Member of the Limpopo Provincial Legislature
- In office 21 May 2014 – 7 May 2019

Member of the Limpopo Executive Council for Sports, Arts and Culture
- In office 15 September 2016 – 3 July 2018
- Premier: Stan Mathabatha
- Preceded by: Nandi Ndalane
- Succeeded by: Thandi Moraka

Personal details
- Born: 1979 or 1980 (age 45–46)
- Party: African National Congress

= Onicca Moloi =

South African politician (born 1979/1980)

Mmaneo Onicca Moloi (born 1979/1980) is a South African politician and businesswoman who represented the African National Congress (ANC) in the Limpopo Provincial Legislature from 2014 to 2019. She was also Limpopo's Member of the Executive Council (MEC) for Sports, Arts and Culture from September 2016 until July 2018, when she made a forthright Facebook post and resigned. A trained chef, she rose to political prominence through the Limpopo branch of the ANC Youth League.

== Education and early career ==
Moloi was born in 1979 or 1980 and has an undergraduate degree in political science. She became politically active as a member of the South African Students Congress (SASCO) and was Provincial Treasurer of SASCO's Limpopo branch from 2001 to 2002. She was first elected to the Provincial Executive Committee of the ANCYL in Limpopo in 2003. In the same year, she began work as a researcher in the Office of the ANC Chief Whip in the Limpopo Provincial Legislature. She also worked as a professional chef.
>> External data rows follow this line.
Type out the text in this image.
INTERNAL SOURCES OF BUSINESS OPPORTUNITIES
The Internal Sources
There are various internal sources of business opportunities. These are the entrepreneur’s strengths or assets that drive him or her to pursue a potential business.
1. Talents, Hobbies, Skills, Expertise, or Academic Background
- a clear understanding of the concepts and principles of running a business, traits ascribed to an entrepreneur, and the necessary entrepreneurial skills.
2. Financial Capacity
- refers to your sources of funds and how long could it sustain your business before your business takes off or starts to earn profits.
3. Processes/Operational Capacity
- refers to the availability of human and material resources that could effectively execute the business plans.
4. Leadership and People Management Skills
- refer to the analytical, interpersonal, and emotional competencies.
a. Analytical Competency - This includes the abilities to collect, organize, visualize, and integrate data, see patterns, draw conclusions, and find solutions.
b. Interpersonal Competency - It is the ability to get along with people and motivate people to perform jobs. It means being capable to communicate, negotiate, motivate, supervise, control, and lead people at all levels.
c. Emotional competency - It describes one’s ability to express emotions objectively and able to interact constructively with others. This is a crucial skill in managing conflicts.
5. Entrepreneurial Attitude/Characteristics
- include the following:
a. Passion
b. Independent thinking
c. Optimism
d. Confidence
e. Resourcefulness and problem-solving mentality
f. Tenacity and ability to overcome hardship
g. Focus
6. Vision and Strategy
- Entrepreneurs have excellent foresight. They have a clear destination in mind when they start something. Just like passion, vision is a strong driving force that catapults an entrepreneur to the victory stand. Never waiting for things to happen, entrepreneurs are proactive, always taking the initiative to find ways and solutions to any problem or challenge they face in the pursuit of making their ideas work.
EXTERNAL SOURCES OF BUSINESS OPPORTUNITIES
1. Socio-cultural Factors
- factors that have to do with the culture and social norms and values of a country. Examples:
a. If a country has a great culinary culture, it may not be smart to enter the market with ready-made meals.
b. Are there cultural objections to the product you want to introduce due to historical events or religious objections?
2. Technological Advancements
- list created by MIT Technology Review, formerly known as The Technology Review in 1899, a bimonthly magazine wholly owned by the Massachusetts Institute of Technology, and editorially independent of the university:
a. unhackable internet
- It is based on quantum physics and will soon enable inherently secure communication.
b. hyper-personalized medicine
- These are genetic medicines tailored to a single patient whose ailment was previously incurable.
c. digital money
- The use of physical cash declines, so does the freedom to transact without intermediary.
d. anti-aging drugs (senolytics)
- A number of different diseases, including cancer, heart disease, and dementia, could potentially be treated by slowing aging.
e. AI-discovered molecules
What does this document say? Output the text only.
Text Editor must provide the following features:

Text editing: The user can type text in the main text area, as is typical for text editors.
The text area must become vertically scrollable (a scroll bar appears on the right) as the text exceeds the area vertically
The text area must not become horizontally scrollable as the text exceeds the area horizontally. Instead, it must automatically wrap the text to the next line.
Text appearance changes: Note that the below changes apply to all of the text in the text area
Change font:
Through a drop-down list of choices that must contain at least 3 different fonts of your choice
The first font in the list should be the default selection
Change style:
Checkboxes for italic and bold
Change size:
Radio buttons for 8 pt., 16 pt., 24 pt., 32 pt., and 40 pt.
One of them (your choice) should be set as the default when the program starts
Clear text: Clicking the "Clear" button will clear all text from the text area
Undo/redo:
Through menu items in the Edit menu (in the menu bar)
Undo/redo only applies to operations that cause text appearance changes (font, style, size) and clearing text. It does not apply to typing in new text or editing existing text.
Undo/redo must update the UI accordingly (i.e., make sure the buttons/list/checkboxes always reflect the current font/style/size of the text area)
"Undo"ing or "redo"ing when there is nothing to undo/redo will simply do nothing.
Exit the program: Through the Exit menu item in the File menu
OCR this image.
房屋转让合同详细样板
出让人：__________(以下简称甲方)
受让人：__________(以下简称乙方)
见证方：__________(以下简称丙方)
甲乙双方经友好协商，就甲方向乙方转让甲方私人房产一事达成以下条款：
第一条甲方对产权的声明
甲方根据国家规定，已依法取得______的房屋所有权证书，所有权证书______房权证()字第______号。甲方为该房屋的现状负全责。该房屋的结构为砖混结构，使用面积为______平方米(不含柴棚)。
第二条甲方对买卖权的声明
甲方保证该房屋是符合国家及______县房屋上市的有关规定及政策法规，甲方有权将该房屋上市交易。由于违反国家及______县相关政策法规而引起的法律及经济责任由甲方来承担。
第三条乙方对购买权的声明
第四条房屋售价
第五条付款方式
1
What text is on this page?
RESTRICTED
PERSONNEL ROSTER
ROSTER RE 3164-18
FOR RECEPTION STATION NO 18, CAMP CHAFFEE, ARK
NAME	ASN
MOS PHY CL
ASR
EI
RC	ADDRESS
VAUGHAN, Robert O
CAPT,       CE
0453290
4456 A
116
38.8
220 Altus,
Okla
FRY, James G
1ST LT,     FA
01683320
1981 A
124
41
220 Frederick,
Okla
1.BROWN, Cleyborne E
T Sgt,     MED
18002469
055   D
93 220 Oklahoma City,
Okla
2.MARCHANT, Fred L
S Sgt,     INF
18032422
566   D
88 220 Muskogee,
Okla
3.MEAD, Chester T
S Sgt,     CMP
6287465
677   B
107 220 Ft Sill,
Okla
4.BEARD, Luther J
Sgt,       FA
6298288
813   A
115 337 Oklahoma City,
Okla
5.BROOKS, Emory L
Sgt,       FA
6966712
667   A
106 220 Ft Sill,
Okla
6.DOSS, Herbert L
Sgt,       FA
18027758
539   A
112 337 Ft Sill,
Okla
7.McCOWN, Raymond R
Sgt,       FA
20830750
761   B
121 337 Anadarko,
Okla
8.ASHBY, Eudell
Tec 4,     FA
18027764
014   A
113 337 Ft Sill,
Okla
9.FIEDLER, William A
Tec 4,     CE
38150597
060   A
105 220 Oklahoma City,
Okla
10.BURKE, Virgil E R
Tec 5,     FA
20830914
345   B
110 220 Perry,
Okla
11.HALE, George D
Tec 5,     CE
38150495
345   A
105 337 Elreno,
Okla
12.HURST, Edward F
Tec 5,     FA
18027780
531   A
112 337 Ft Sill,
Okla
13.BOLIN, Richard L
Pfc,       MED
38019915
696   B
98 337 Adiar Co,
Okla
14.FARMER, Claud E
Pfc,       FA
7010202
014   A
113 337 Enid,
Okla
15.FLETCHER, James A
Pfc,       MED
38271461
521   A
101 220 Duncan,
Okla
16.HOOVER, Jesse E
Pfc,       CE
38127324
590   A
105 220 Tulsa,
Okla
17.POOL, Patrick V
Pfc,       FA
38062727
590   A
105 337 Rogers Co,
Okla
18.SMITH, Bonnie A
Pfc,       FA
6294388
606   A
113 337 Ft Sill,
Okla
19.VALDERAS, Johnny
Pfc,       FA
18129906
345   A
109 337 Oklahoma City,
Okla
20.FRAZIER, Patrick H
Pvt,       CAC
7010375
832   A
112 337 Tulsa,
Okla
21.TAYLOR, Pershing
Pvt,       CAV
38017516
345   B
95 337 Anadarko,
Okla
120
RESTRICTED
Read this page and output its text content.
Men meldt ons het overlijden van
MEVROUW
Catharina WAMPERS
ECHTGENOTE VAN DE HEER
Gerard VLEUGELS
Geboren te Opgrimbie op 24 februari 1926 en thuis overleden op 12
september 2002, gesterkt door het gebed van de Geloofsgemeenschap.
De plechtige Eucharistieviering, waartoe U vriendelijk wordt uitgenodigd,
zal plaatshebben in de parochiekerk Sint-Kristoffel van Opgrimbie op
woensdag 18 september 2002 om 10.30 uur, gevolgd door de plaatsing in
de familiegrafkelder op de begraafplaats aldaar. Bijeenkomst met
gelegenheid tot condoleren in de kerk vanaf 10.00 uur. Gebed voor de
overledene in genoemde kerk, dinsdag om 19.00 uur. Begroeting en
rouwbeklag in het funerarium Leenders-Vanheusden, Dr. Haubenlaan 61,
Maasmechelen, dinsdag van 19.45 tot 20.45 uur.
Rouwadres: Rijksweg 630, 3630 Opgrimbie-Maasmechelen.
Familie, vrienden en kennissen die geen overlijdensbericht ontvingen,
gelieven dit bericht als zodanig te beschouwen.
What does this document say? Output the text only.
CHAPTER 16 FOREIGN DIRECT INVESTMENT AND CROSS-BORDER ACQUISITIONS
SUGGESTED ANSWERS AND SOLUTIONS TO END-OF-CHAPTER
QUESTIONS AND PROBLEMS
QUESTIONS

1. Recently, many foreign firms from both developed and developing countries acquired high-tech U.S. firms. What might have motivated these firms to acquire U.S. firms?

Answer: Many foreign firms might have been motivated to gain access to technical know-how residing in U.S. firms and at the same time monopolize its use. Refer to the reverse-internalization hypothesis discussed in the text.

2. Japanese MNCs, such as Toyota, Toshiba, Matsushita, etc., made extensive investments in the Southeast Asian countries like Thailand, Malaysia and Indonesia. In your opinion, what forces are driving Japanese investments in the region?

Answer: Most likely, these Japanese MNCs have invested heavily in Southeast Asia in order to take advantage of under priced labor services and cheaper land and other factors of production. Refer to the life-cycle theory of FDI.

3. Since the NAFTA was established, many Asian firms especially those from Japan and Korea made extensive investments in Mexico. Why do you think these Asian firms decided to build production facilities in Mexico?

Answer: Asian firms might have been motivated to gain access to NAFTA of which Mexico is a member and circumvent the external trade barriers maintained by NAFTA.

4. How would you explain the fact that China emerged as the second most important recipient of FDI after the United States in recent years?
== Career in provincial government ==
In the 2014 general election, she was elected to the provincial legislature, ranked 19th on the ANC's provincial party list. She was viewed as a possible candidate for election as Provincial Chairperson of the ANCYL in Limpopo, but she ultimately did not seek election to that position. On 15 September 2016, Stan Mathabatha, then the Premier of Limpopo, announced a reshuffle of the Limpopo Executive Council in which Moloi was appointed MEC for Sports, Arts and Culture. According to Moloi, she was Limpopo's youngest MEC at that time. During her tenure in the office, Moloi clashed with fellow ANCYL activist Che Selane, who accused Moloi of allowing her department to award a state contract to a company owned by her husband; Moloi said that the allegation was defamatory and threatened to sue Selane.

At a party elective conference in June 2018, Moloi campaigned to succeed Basikopo Makamu as Deputy Provincial Secretary of the Limpopo ANC. However, she was defeated by Makamu and, at the same conference, failed to gain election to the ANC's Provincial Executive Committee;' the Zoutpansberger reported that Moloi, after losing the Deputy Provincial Secretary contest, had declined her nomination to run for election to the committee. Shortly after the elective conference, on 2 July 2018, Moloi made a controversial post on Facebook, addressed to the "Masana bishops" in what eNCA reported was an allusion to a lodge frequented by provincial party leaders. The post read:Dear Masana bishops... Don't worry, we will send our resignation letters and hand over your so-called 'blue lights' [VIP protection motorcade] by Friday to make your job easy. We didn't join the ANC for blue lights... yours Onicca Moloi.In a subsequent comment, Moloi wrote: He he he... Thina [us/we] we know our sins. We refused to be summoned to late meetings. We refused to be told what to write on Facebook, who to greet, which party to go to and what should be our views on the regional politics of Peter Mokaba [party branch in Capricorn District].ANC Provincial Secretary Soviet Lekganyane condemned the posts, saying they amounted to Moloi "throwing a gobble of mucus at the ANC". Her posts were construed as an informal resignation, and the following day Premier Mathabatha confirmed that he had accepted Moloi's resignation, effective immediately. Later in July, Thandi Moraka replaced her as MEC.' Moloi said that she would remain an ordinary Member of the Provincial Legislature and a member of the ANC but wished to focus on her postgraduate education and her career as a chef. She vacated her legislative seat in the 2019 general election, when she stood for election to the national Parliament. However, she was ranked 184th on the ANC's party list and did not secure election to a seat. As of 2021, she was working as a chef and nutritionist.

== Personal life ==
Moloi has three children, two sons and one daughter. She had her first child at age 17. In 2007, she married Kabelo Moloi.